Maurício Siaines (*)
O povo que vivia na região de Lumiar, em grande parte descendente dos suíços e alemães que vieram para Nova Friburgo no início do século 19, era muito ligado à religião católica, que orientava o modo como a comunidade se organizava, não só pela visão de mundo que trazia, como também, pelas práticas diárias.
Em meados dos anos 50, um grupo de pessoas ligadas à igreja Assembleia de Deus tentou se estabelecer na localidade e acabou sendo expulso, num ato de extrema violência. Os católicos se reuniram na Praça Carlos Maria Marchon, onde está o coreto, no centro de Lumiar, e dali partiram para o caminho que leva a Boa Esperança, onde estava a igreja evangélica, que derrubaram, ateando fogo ao que fosse possível queimar. Os atacantes voltaram, em seguida, ao coreto – que não era o atual, mas estava no mesmo lugar –, onde rezaram uma Ave Maria, oração exclusiva dos católicos, diferentemente do Pai Nosso, compartilhado por todos os cristãos. Ou seja, o grupo afirmou sua diferença em relação ao outro que tentava se estabelecer.
Embora alguns dos participantes do assalto estejam vivos, o episódio é difícil de reconstituir, inclusive as datas, porque uma espécie de conspiração de silêncio se formou a respeito dele. Há quem diga que havia a convicção entre os lumiarenses de que os evangélicos chegados ameaçavam os locais, dizendo que puniriam aqueles que não se convertessem à sua religião castrando os homens e arrancando os seios das mulheres. A ameaça pode hoje ser entendida como inverossímil: como um grupo minoritário que chega poderia esperar convencer alguém com tal tipo cartão de visitas? Mas o fato é que o grupo estabelecido viu naqueles que chegavam um perigo, algo relacionado com o mal, que precisava ser extirpado da localidade.
O sociólogo Norbert Elias (1897-1990) tem um livro que, tratando de acontecimentos aparentemente banais de uma pequena cidade inglesa, propõe questões que ajudam a pensar o porquê do fenômeno da discriminação. Trata-se de Os estabelecidos e os outsiders, de 1994, publicado no Brasil por Jorge Zahar Editor, em 2000.

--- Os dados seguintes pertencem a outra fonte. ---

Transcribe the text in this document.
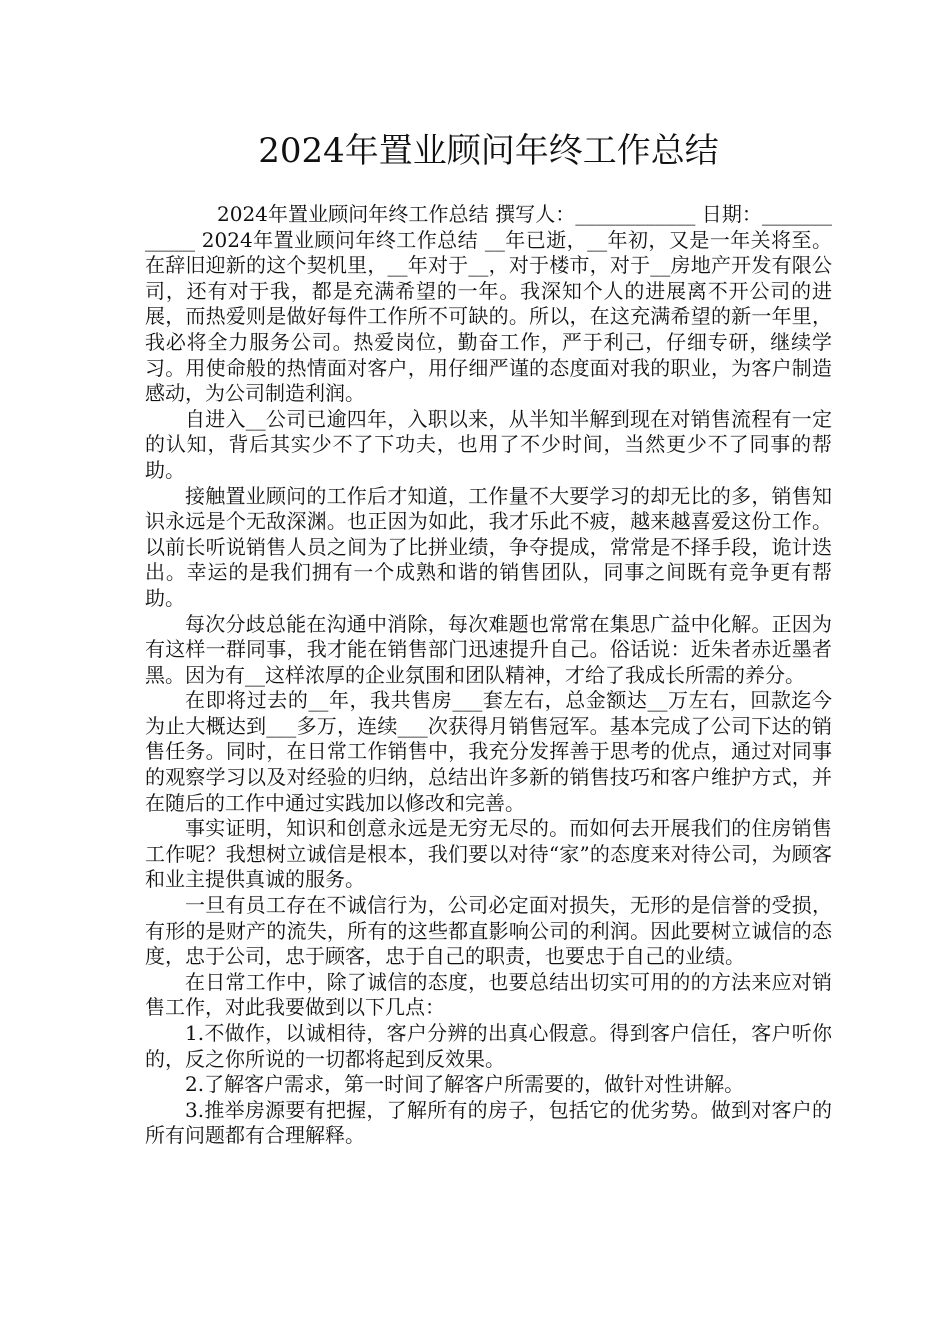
2024年置业顾问年终工作总结

2024年置业顾问年终工作总结 撰写人：____________ 日期：____________ 2024年置业顾问年终工作总结 __年已逝，__年初，又是一年关将至。在辞旧迎新的这个契机里，__年对于__，对于楼市，对于__房地产开发有限公司，还有对于我，都是充满希望的一年。我深知个人的进展离不开公司的进展，而热爱则是做好每件工作所不可缺的。所以，在这充满希望的新一年里，我必将全力服务公司。热爱岗位，勤奋工作，严于利己，仔细专研，继续学习。用使命般的热情面对客户，用仔细严谨的态度面对我的职业，为客户制造感动，为公司制造利润。

自进入__公司已逾四年，入职以来，从半知半解到现在对销售流程有一定的认知，背后其实少不了下功夫，也用了不少时间，当然更少不了同事的帮助。

接触置业顾问的工作后才知道，工作量不大要学习的却无比的多，销售知识永远是个无敌深渊。也正因为如此，我才乐此不疲，越来越喜爱这份工作。以前长听说销售人员之间为了比拼业绩，争夺提成，常常是不择手段，诡计迭出。幸运的是我们拥有一个成熟和谐的销售团队，同事之间既有竞争更有帮助。

每次分歧总能在沟通中消除，每次难题也常常在集思广益中化解。正因为有这样一群同事，我才能在销售部门迅速提升自己。俗话说：近朱者赤近墨者黑。因为有__这样浓厚的企业氛围和团队精神，才给了我成长所需的养分。

在即将过去的__年，我共售房___套左右，总金额达__万左右，回款迄今为止大概达到___多万，连续___次获得月销售冠军。基本完成了公司下达的销售任务。同时，在日常工作销售中，我充分发挥善于思考的优点，通过对同事的观察学习以及对经验的归纳，总结出许多新的销售技巧和客户维护方式，并在随后的工作中通过实践加以修改和完善。

事实证明，知识和创意永远是无穷无尽的。而如何去开展我们的住房销售工作呢？我想树立诚信是根本，我们要以对待“家”的态度来对待公司，为顾客和业主提供真诚的服务。

一旦有员工存在不诚信行为，公司必定面对损失，无形的是信誉的受损，有形的是财产的流失，所有的这些都直影响公司的利润。因此要树立诚信的态度，忠于公司，忠于顾客，忠于自己的职责，也要忠于自己的业绩。

在日常工作中，除了诚信的态度，也要总结出切实可用的的方法来应对销售工作，对此我要做到以下几点：

1.不做作，以诚相待，客户分辨的出真心假意。得到客户信任，客户听你的，反之你所说的一切都将起到反效果。

2.了解客户需求，第一时间了解客户所需要的，做针对性讲解。

3.推举房源要有把握，了解所有的房子，包括它的优劣势。做到对客户的所有问题都有合理解释。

Elias analisa a rejeição que parte da população da cidade, a que ele dá o nome fictício de Winston Parva, nutre em relação à outra, sendo que o único fato que diferenciava esta última era ter se estabelecido mais recentemente no lugar. No resto, tanto o grupo que rejeitava, quanto o rejeitado eram formados de ingleses, protestantes e, em grande parte, operários. Apesar dessa aparente homogeneidade, Elias observa que existem fronteiras entre as comunidades, “o desrespeito a essas fronteiras pode ser fatal”.
Tentando dar uma explicação para o fenômeno, diz o seguinte:
“Os grupos humanos vivem na maioria das vezes com medo uns dos outros, e frequentemente sem conseguirem articular ou esclarecer as razões do seu medo. Eles se observam mutuamente, enquanto se tornam mais fracos ou mais fortes. Sempre que possível, tentam evitar que um grupo vizinho alcance um potencial maior do que o próprio.” Ele acredita que este fato não é ocasional, nem acidental, mas algo a que os grupos precisam se apegar, “traços estruturais” daquilo que o grupo pensa de si próprio. E isto leva a que o grupo procure fortalecer sua autoestima coletiva porque esta favorece sua integração.
Neste século 21, tido e havido como o tempo da integração entre os povos, do que foi chamado de globalização, quantas atitudes de repúdio ao diferente podemos encontrar em nosso dia a dia? Diferente pela história de vida, pela cor da pele, pelo modo como usa a sexualidade. “Não gosto de paulistas”, “os baianos são preguiçosos”, “o povo do Sul é mais civilizado”, “isso é coisa de favelado”: quantas frases como estas, de conteúdo discriminatório, circulam por aí? Será o medo que as faz nascer? Seja o que for, vale a pena fazer esforço para superar esses preconceitos, pois os gestos violentos que surgem da atitude discriminatória precisam ser evitados.